2年ほど前に手元供養についての記事を書きました。その頃はまだ決して広く普及している言葉ではなかったのですが、短い期間であっという間に一般的な供養方法になっています。最近ではふるさと納税の返礼品にも登場。手元供養の現在地を探ってみましょう。
社会ニーズに合致した手元供養
ここ最近、週刊誌やテレビなど複数のメディアでは、終活に関する話題が取り上げられることが多くなっている気がします。多死社会を迎えつつある日本では、あらゆる世代を超えて、健康とともに最も興味・関心が高い分野なのかもしれません。取り上げられる話題の中にはお墓に関するものも多く見かけます。「樹木葬」「納骨堂」など、旧来のお寺や霊園に設けられた墓所に埋葬する方法以外の埋葬が脚光を集める一方で、「墓じまい」のように、先祖代々の墓を閉じる行為も増えてきています。それらは共通して次のような社会的要因が背景にあると筆者は考えています。
・家の概念が崩壊したことで、「墓」と「家」が切り離された
・信仰をもっていないため宗教的儀式は望まない人が増えている
・故人の弔いは、身内だけで行いたいと考える人が増えている
・お墓を継承し続けることへの不安を感じる人が増えている
・お墓にかける予算を減らしたい人が増えている
終活の普及が後押し
さまざまな理由から旧来の埋葬方法をとらない人が選択する埋葬の一つが「手元供養」です。およそ20年前に京都のある人物の想いから始まった手元供養には、遺骨や遺灰を加工して供養の対象となる物を作る、遺骨や遺灰をアクセサリの中に入れて身に着ける、自宅におけるような小さなお墓を用意する、装飾された骨壷を自宅に飾るなど多様な方法が生まれています。ここまで手元供養が普及している背景にはやはり終活の普及が大きく影響しているのは間違いないでしょう。以前は、家族や自分の死を考える、その準備をするという概念は決して一般的ではありませんでした。終活という考え方の普及に伴い多くの人が、家族や自分が死を迎える、近づく前に、死んだ後のことを考えるようになったと筆者は考えています。準備する、考える期間が増えたことで、多くの選択肢が目に留まる、選べるようになった、ということではないでしょうか。
メモリルジュエリーは王道なのかも
手元供養が広がり続けていることは、大阪府枚方市がふるさと納税の返礼品にメモリアルジュエリーを用意したことでも分かるような気がします。メモリアルジュエリーは17世紀ヨーロッパで誕生した、故人の遺灰などを納めて身につけるアクセサリーのことです。手元供養の元祖とでも言えそうですね。手元供養には「大切な人を失ったことを少しでも和らげたい」「故人を常に身近に感じていたい」という遺族の想いを叶えるという重要な一面もあります。メモリアルジュエリーは故人を常に供養することができるので、供養本来の意義を考えると、まさに王道なのかもしれません。

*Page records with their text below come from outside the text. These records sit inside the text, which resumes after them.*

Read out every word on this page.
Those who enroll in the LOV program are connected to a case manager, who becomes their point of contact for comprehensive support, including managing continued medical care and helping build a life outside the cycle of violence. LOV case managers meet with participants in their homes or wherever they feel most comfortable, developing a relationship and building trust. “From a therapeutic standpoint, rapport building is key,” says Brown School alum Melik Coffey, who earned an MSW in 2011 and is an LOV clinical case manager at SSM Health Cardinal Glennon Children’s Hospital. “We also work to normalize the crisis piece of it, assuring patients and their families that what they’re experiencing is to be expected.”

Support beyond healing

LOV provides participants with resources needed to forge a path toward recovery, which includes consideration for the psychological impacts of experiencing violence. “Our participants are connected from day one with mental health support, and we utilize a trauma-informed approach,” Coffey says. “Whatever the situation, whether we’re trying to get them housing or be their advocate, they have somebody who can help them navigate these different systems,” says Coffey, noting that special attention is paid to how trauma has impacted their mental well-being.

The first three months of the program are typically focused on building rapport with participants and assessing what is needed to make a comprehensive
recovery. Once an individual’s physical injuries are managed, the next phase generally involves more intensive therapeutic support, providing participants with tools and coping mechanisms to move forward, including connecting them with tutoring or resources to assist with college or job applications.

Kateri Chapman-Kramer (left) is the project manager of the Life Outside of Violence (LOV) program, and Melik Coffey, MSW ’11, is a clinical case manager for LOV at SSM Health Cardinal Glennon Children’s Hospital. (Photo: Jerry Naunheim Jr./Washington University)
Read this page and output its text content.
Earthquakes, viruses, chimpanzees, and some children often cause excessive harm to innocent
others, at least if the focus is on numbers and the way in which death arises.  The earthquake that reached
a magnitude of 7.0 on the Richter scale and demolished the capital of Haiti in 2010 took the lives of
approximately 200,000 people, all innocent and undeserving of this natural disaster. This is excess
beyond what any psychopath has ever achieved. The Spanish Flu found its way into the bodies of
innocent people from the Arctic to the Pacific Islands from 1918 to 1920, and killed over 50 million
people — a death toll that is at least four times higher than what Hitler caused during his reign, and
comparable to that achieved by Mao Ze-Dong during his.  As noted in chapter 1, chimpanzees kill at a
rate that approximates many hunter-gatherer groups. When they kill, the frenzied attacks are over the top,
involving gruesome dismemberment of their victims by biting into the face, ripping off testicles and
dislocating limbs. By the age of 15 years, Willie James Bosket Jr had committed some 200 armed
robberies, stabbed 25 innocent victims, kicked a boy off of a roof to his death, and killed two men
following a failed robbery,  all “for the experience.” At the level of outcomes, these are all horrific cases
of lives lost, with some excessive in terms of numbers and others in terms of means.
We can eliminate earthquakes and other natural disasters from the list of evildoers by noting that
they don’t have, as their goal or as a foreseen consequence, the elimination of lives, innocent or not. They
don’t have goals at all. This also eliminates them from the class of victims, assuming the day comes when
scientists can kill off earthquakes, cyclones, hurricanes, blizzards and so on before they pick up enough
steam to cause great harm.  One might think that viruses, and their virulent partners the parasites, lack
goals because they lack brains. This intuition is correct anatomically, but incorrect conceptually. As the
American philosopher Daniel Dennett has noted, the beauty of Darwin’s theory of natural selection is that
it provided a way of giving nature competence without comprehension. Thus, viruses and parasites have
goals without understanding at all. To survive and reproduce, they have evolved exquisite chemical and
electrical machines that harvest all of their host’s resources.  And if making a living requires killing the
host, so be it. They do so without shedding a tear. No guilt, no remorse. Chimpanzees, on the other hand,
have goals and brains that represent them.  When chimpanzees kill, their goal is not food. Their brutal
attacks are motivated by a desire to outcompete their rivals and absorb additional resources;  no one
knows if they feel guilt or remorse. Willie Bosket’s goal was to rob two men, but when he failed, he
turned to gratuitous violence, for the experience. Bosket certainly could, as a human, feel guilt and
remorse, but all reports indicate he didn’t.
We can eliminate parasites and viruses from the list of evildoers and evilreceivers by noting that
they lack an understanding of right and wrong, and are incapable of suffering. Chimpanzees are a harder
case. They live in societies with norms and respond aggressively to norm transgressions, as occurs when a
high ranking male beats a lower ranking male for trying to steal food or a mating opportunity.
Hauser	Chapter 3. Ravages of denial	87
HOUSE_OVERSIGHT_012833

少子高齢化が進む中、政府は地方創生を訴えていますが、地方から都市への人工流入は止まりそうもありません。都市に出てきた人が地方の残した墓所を振り返ることは多くはないでしょう。そして都市では墓所にする土地が圧倒的に不足している。このような社会環境下では手元供養という埋葬方法が近い将来最も一般的な埋葬になる可能性は十分にあると思います。